Für seinen Hochglanz-Thriller "Wahre Lügen" konnte sich der Regisseur ebenfalls auf ein hochkarätiges Darstellertrio verlassen. Der US-Amerikaner Kevin Bacon und der Brite Colin Firth verkörpern die so unterschiedlichen Starkomiker Lanny und Vince, deren Freundschaft auf ebenso rätselhafte wie abrupte Weise zerbricht. Der ehemalige Teeniestar Kevin Bacon ("Diner", "Footloose") hat sich in den letzten 20 Jahren zu einem ernstzunehmenden Charakterdarsteller gemausert ("Apollo 13", "Mystic River"), der auch vor heiklen Rollen wie die eines pädophilen Ex-Häftlings in dem Drama "The Woodsman" nicht zurückschreckt. Als Regisseur bewies er mit dem romantischen Drama "Loverboy" ebenso Talent wie als Stand-up-Comedian in der Broadway-Show "An Almost Holy Picture" und anderen Off-Broadway-Produktionen. Die Bretter, die die Welt bedeuten, kennt sein britischer Schauspielkollege Colin Firth ebenfalls sehr gut. Fiel er doch noch während seines Schauspielstudiums mit der Rolle des grübelnden Dänenprinzen "Hamlet" auf und wurde kurz darauf für die West End Produktion "Another Country" verpflichtet. Mit der gleichnamigen Kinoadaption gelang Colin Firth dann der Sprung auf die Kinoleinwand. Seitdem pendelt der Brite erfolgreich zwischen den Medien Kino und Fernsehen hin und her - begeisterte als Mr. Darcy in der TV-Version von Jane Austens "Stolz und Vorurteil" und kämpfte erfolgreich um Bridget Jones ("Bridget Jones - Schokolade zum Frühstück") auf der Kinoleinwand. Er war häufiger Gast der legendären NBC-Show "Saturday Night Live" und tanzte an der Seite von Meryl Streep und Pierce Brosnan durch das Filmmusical "Mamma Mia!". Gerade abgedreht hat er unter der Regie von Oliver Parker eine neue Verfilmung des Oscar-Wilde-Klassikers "Dorian Gray", er ist mit von der Partie bei Robert Zemeckis animierter Version von Dickens "A Christmas Carol", die Ende des Jahres in die Kinos kommt, und mit der britischen Regisseurin Antonia Bird plant er den Thriller "The Meat Trade".
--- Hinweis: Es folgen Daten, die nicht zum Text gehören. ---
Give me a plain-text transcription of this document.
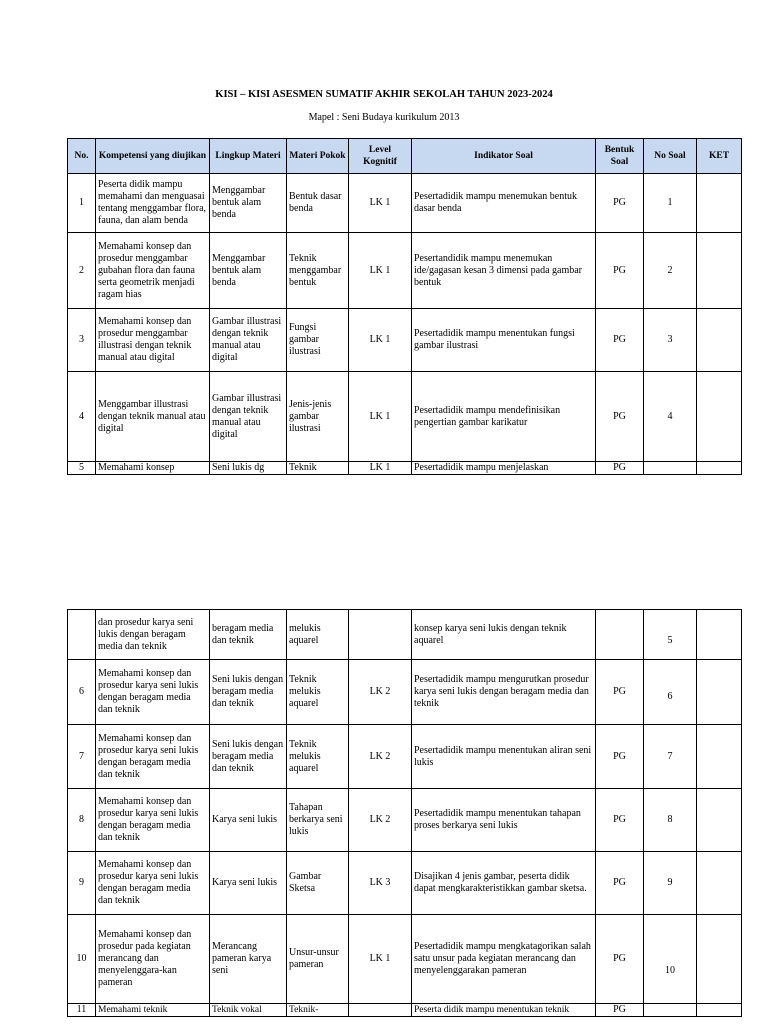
KISI – KISI ASESMEN SUMATIF AKHIR SEKOLAH TAHUN 2023-2024
Mapel : Seni Budaya kurikulum 2013
No.	Kompetensi yang diujikan	Lingkup Materi	Materi Pokok	Level Kognitif	Indikator Soal	Bentuk Soal	No Soal	KET
1	Peserta didik mampu memahami dan menguasai tentang menggambar flora, fauna, dan alam benda	Menggambar bentuk alam benda	Bentuk dasar benda	LK 1	Pesertadidik mampu menemukan bentuk dasar benda	PG	1	
2	Memahami konsep dan prosedur menggambar gubahan flora dan fauna serta geometrik menjadi ragam hias	Menggambar bentuk alam benda	Teknik menggambar bentuk	LK 1	Pesertandidik mampu menemukan ide/gagasan kesan 3 dimensi pada gambar bentuk	PG	2	
3	Memahami konsep dan prosedur menggambar illustrasi dengan teknik manual atau digital	Gambar illustrasi dengan teknik manual atau digital	Fungsi gambar ilustrasi	LK 1	Pesertadidik mampu menentukan fungsi gambar ilustrasi	PG	3	
4	Menggambar illustrasi dengan teknik manual atau digital	Gambar illustrasi dengan teknik manual atau digital	Jenis-jenis gambar ilustrasi	LK 1	Pesertadidik mampu mendefinisikan pengertian gambar karikatur	PG	4	
5	Memahami konsep	Seni lukis dg	Teknik	LK 1	Pesertadidik mampu menjelaskan	PG		
	dan prosedur karya seni lukis dengan beragam media dan teknik	beragam media dan teknik	melukis aquarel		konsep karya seni lukis dengan teknik aquarel		5	
6	Memahami konsep dan prosedur karya seni lukis dengan beragam media dan teknik	Seni lukis dengan beragam media dan teknik	Teknik melukis aquarel	LK 2	Pesertadidik mampu mengurutkan prosedur karya seni lukis dengan beragam media dan teknik	PG	6	
7	Memahami konsep dan prosedur karya seni lukis dengan beragam media dan teknik	Seni lukis dengan beragam media dan teknik	Teknik melukis aquarel	LK 2	Pesertadidik mampu menentukan aliran seni lukis	PG	7	
8	Memahami konsep dan prosedur karya seni lukis dengan beragam media dan teknik	Karya seni lukis	Tahapan berkarya seni lukis	LK 2	Pesertadidik mampu menentukan tahapan proses berkarya seni lukis	PG	8	
9	Memahami konsep dan prosedur karya seni lukis dengan beragam media dan teknik	Karya seni lukis	Gambar Sketsa	LK 3	Disajikan 4 jenis gambar, peserta didik dapat mengkarakteristikkan gambar sketsa.	PG	9	
10	Memahami konsep dan prosedur pada kegiatan merancang dan menyelenggara-kan pameran	Merancang pameran karya seni	Unsur-unsur pameran	LK 1	Pesertadidik mampu mengkatagorikan salah satu unsur pada kegiatan merancang dan menyelenggarakan pameran	PG	10	
11	Memahami teknik	Teknik vokal	Teknik-		Peserta didik mampu menentukan teknik	PG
Als taffe Journalistin und Hobbydetektivin Karen O'Connor ist hier die grazile Alison Lohman zu sehen. Bereits mit neun Jahren stand die Kalifornierin in "The Sound of Music" auf der Bühne, spielte auch weiterhin in zahlreichen Musicals mit und ergatterte 2002 eine kleine Rolle in dem Kevin-Costner-Melodram "Im Zeichen der Libelle". Danach folgten Verpflichtungen bei den Regisseuren Ridley Scott ("Tricks") und Tim Burton ("Big Fish"). Anfang des Jahres war sie im ZDF-Montagskino in der schwarzen Krimikomödie "Auch Morden will gelernt sein" zu sehen.